The Japanese ocean liner carriers and three executives at the companies allegedly conspired to fixed prices on roll-on/roll-off cargo, according to the U.S. Department of Justice.
Three former executives from NYK and “K” Line have been indicted for participating in a long-running price-fixing conspiracy involving roll-on/roll-off cargo, the Department of Justice said in a press release.
The executives — Yoshiyuki Aoki, formerly of NYK and Masahiro Kato and Shunichi Kusunose, formerly of “K” Line — have been charged with allocating customers and routes, rigging bids and fixing prices for the sale of international ocean shipments of ro-ro cargo to and from the United States, including the Port of Baltimore, and elsewhere. The affected cargo included cars, trucks, construction equipment and agricultural equipment.
They are among seven executives who have been charged in the investigation so far. Four have pleaded guilty and been sentenced to prison. NYK, “K” Line and one other company have also pleaded guilty and paid more than $136 million in criminal fines.

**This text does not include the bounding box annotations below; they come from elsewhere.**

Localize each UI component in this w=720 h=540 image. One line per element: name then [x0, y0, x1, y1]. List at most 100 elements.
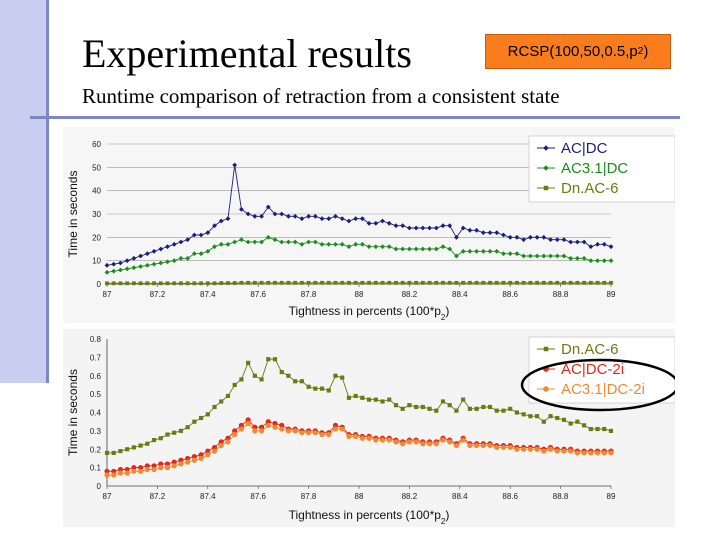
- data-point: [400, 406, 405, 411]
- data-point: [454, 408, 459, 413]
- data-point: [158, 436, 163, 441]
- data-point: [211, 444, 218, 451]
- data-point: [561, 237, 567, 243]
- data-point: [218, 439, 224, 445]
- data-point: [144, 463, 150, 469]
- data-point: [199, 415, 204, 421]
- y-tick-label: 50: [92, 163, 101, 172]
- data-point: [151, 463, 157, 469]
- data-point: [339, 241, 345, 247]
- data-point: [527, 446, 533, 452]
- data-point: [386, 220, 392, 226]
- y-tick-label: 40: [92, 187, 101, 196]
- data-point: [333, 373, 338, 378]
- data-point: [252, 239, 258, 245]
- data-point: [501, 232, 506, 238]
- data-point: [447, 223, 453, 229]
- data-point: [474, 280, 479, 285]
- series-line: [106, 164, 612, 266]
- data-point: [414, 280, 419, 285]
- y-tick-label: 20: [92, 233, 101, 242]
- data-point: [265, 419, 271, 425]
- data-point: [252, 280, 257, 285]
- data-point: [131, 445, 136, 450]
- data-point: [239, 377, 244, 382]
- data-point: [131, 265, 137, 271]
- data-point: [131, 468, 137, 474]
- data-point: [185, 425, 190, 430]
- data-point: [433, 441, 439, 447]
- x-axis-label: Tightness in percents (100*p2): [289, 508, 450, 526]
- data-point: [454, 280, 459, 285]
- y-tick-label: 0.7: [90, 353, 102, 362]
- data-point: [198, 455, 204, 462]
- data-point: [172, 281, 177, 286]
- data-point: [541, 448, 547, 454]
- data-point: [191, 251, 197, 257]
- data-point: [420, 225, 426, 231]
- data-point: [191, 457, 197, 463]
- data-point: [205, 412, 210, 417]
- data-point: [111, 472, 117, 478]
- data-point: [427, 246, 432, 252]
- data-point: [138, 443, 143, 448]
- data-point: [366, 220, 372, 226]
- data-point: [105, 281, 109, 286]
- badge-subscript: 2: [637, 46, 644, 57]
- data-point: [353, 216, 359, 222]
- data-point: [178, 255, 184, 261]
- data-point: [581, 450, 587, 456]
- y-tick-label: 0.5: [90, 390, 102, 399]
- data-point: [279, 369, 284, 375]
- data-point: [534, 446, 540, 452]
- data-point: [400, 280, 405, 285]
- data-point: [460, 248, 466, 254]
- data-point: [581, 255, 587, 261]
- data-point: [360, 395, 365, 400]
- data-point: [454, 253, 459, 259]
- data-point: [561, 448, 567, 454]
- data-point: [332, 426, 339, 432]
- data-point: [447, 439, 453, 445]
- title-rule: [30, 116, 680, 119]
- data-point: [258, 428, 265, 434]
- data-point: [602, 280, 607, 285]
- data-point: [528, 280, 533, 285]
- data-point: [501, 408, 506, 413]
- data-point: [514, 234, 520, 240]
- x-tick-label: 87.8: [301, 290, 317, 299]
- data-point: [198, 251, 204, 257]
- data-point: [373, 397, 378, 402]
- data-point: [258, 424, 265, 430]
- data-point: [158, 461, 164, 467]
- data-point: [515, 280, 519, 285]
- data-point: [179, 281, 183, 286]
- data-point: [171, 241, 177, 247]
- data-point: [346, 395, 351, 400]
- y-tick-label: 30: [92, 210, 101, 219]
- data-point: [548, 280, 553, 285]
- data-point: [312, 430, 318, 436]
- data-point: [252, 373, 257, 378]
- data-point: [366, 244, 372, 250]
- data-point: [225, 393, 231, 399]
- data-point: [561, 253, 567, 259]
- data-point: [118, 449, 123, 454]
- data-point: [219, 281, 224, 285]
- x-tick-label: 88.6: [502, 492, 518, 501]
- data-point: [407, 225, 412, 231]
- data-point: [319, 241, 325, 247]
- data-point: [467, 406, 472, 411]
- data-point: [594, 450, 601, 456]
- data-point: [332, 422, 339, 428]
- data-point: [427, 280, 432, 285]
- data-point: [601, 241, 607, 247]
- x-tick-label: 88.2: [402, 290, 418, 299]
- data-point: [272, 357, 278, 362]
- x-tick-label: 87: [103, 290, 112, 299]
- data-point: [508, 280, 513, 285]
- data-point: [145, 441, 150, 446]
- data-point: [400, 441, 406, 447]
- data-point: [144, 466, 150, 473]
- data-point: [487, 230, 493, 236]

“The companies and executives who conspired to restrict competition and raise prices for shipping these products must be held accountable,” said Bill Baer, assistant attorney general of the antitrust division of DOJ. “We previously charged NYK and K-Line for their role in this long-running conspiracy. Today we are continuing our effort to ensure that the executives at those companies who orchestrated the ocean shipping conspiracy face the consequences as well.”
The indictment, which was returned by a grand jury in the District of Maryland, charges Aoki with participating in the conspiracy from at least as early as 2001 until at least September 2012; Kato with participating from at least as early as April 2002 until at least September 2012; and Kusunose with participating from at least as early as April 2004 until at least September 2012.
An indictment is a formal charging document and defendants are presumed innocent until proven guilty.